Plenty! Of course we had the Folk Festival, with our regular visitors A,J & C. Eight year old C was very taken with the kittens, and so we need another photo of them. (Any excuse, eh?) Here they are being uncharacteristically quiet and well-behaved. Archie on the left, Zeppo on the right.
Anyway, this means our annual dinner, and lots of fast food at the folkie. The festival food is actually remarkably good - plenty of fresh veggie options and good ethnic eating. With some junk if you want it, but why would you? The satay chicken and fritter people were my favourite this year. They had chicken breast (or tofu) skewers with thick peanut sauce, served on jasmine rice with a fresh beansprout salad; or zucchini, fetta & corn fritters with sourcream and smoky tomato relish - bacon optional. Spaghetti Junction is another favourite - I do love seeing the fresh spaghetti come spiralling out of the pasta machine. They do a very good vegetarian puttanesca - no anchovies, but with almonds - and their creamy walnut sauce is rather fine, too.
We had our dinner on Friday night, to which HH brought her terrific pot roast chickens in vermouth, with potatoes. I provided entrees, veggies and dessert. All was very successful. The chicken went on to make a few sandwiches and some rather excellent stock which I'm planning to use tonight in a risotto.
For entrees, I went modern and did goat cheese and caramelised onion tartlets set on a salad of rocket and balsamic dressed beetroot. I made up the recipe as I went along, and then I found that it's such a common idea that mine is pretty much the same as the one that's first up when you google. Delia Smith's, in this case. Though I used a plain shortcrust and no thyme, and I made half of them with blue cheese. The goat cheese was a very mild one that I picked up at Choku Bai Jo; the beetroot also from them, home baked then tossed with balsamic glaze.
For veggies, I did yellow pattypan squash roasted with olive oil and herbs (rosemary and bay from the garden).

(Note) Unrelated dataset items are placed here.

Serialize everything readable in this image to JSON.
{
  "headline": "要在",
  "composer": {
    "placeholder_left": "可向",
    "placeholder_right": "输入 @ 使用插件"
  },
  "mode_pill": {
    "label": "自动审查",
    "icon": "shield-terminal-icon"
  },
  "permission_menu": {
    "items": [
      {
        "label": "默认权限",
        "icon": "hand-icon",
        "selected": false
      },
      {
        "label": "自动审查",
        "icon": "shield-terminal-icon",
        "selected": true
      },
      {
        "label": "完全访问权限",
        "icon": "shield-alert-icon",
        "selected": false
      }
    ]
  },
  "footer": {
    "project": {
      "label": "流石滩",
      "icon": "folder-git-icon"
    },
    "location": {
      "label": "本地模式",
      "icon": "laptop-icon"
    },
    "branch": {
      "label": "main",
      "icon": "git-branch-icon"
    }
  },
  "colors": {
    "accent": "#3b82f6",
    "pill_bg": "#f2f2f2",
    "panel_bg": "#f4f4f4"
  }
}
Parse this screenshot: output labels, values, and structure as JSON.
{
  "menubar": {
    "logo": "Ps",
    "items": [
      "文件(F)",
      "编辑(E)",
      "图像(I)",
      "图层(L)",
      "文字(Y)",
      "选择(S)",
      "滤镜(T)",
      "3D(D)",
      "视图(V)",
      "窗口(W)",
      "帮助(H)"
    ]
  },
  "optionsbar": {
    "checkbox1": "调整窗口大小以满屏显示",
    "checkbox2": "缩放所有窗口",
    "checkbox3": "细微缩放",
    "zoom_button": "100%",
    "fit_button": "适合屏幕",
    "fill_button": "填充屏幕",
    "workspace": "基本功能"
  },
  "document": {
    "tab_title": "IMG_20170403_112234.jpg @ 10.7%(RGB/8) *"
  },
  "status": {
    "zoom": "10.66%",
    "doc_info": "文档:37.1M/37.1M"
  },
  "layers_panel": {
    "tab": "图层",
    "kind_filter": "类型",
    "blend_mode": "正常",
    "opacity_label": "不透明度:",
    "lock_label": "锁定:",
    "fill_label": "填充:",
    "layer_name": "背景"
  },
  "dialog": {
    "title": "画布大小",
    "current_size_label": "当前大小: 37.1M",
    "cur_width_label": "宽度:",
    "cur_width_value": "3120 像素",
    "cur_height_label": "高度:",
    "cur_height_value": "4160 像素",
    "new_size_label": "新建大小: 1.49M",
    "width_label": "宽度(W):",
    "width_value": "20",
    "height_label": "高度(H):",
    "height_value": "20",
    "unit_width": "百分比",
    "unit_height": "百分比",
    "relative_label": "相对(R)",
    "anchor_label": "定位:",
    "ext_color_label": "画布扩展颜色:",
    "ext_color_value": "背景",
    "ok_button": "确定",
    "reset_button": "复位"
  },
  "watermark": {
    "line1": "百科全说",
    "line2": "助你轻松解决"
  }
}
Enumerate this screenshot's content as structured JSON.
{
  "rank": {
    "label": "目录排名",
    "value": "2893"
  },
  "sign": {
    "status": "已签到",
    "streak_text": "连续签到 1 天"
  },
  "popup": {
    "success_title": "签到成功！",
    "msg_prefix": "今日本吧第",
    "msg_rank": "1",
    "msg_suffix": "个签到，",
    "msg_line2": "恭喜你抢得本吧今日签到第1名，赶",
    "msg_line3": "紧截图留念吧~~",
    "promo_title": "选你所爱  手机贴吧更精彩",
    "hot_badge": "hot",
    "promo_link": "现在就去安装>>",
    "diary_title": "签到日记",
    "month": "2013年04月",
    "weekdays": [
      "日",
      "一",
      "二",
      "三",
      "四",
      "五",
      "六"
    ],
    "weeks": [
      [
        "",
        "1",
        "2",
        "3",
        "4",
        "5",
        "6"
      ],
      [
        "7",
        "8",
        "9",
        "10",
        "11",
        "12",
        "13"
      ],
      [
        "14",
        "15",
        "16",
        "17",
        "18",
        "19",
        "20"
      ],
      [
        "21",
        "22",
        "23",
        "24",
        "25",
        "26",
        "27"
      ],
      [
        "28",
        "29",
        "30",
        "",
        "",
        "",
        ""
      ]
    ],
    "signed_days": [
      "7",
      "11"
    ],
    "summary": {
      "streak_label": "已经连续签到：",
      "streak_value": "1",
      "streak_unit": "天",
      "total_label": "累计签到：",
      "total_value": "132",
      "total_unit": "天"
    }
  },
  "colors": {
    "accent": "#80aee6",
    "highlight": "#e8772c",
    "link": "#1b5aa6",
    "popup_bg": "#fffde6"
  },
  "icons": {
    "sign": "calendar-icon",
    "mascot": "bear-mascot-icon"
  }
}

I also steamed some green beans, and tossed through a bit of butter and toasted slivered almonds to make them a bit more special.
And for dessert I wanted to make Key Lime Pie, but I don't know if you can even get key limes of lime juice in Australia. I used plain old Tahitian limes. I followed an Epicurious recipe, noting some suggestions from the comments. If you have a smaller pie plate than specified, the basic recipe could work. But if you have a deeper 25cm spring form pan, then double the filling quantity is definitely the way to go. It would look pretty pathetic at half the depth. I also added the zest of the limes, and used an entire pack of granita biscuits, and did not bother baking the crumb crust. The picture's not the best, but it's an idea. This is quite delicious, and I served shop bought icecream on the side - Maggie Beer's orange and lemon curd, and Serendipity blood orange sorbet.
I remembered near the last minute that pregnant people aren't supposed to eat uncooked eggs, and the pie does contain egg that is probably not heated enough. So I thought of an alternative, and made some poached pears for P. This was a very lucky, as it's a great favourite of hers. Here's the recipe I made up - very easy!
Recipe: Caramel Cider Pears
4 firm pears
375ml cider
4 tblsp dark brown sugar
1 cinnamon stick
Peel the pears, leaving them whole. Do not remove the stalk, but do cut off any fibre-y bits at the base.
Put the pears in a saucepan, with the cider, sugar and cinnamon.
Poach gently for 1 1/2 hours, turning regularly to get even coverage.
Leave the saucepan lid on for the first hour, then remove lid to reduce sauce.
Serve these warm with some Maggie Beer burnt fig, honeycomb and caramel icecream if you can!
Notes: I used corella pears, and a stubby of strongbow dry that someone had left behind at a party sometime - we're not cider drinkers. And also, on the night, I included a somewhat old golden delicious apple, which completely fell to bits and made the sauce a bit thicker and more apple-y.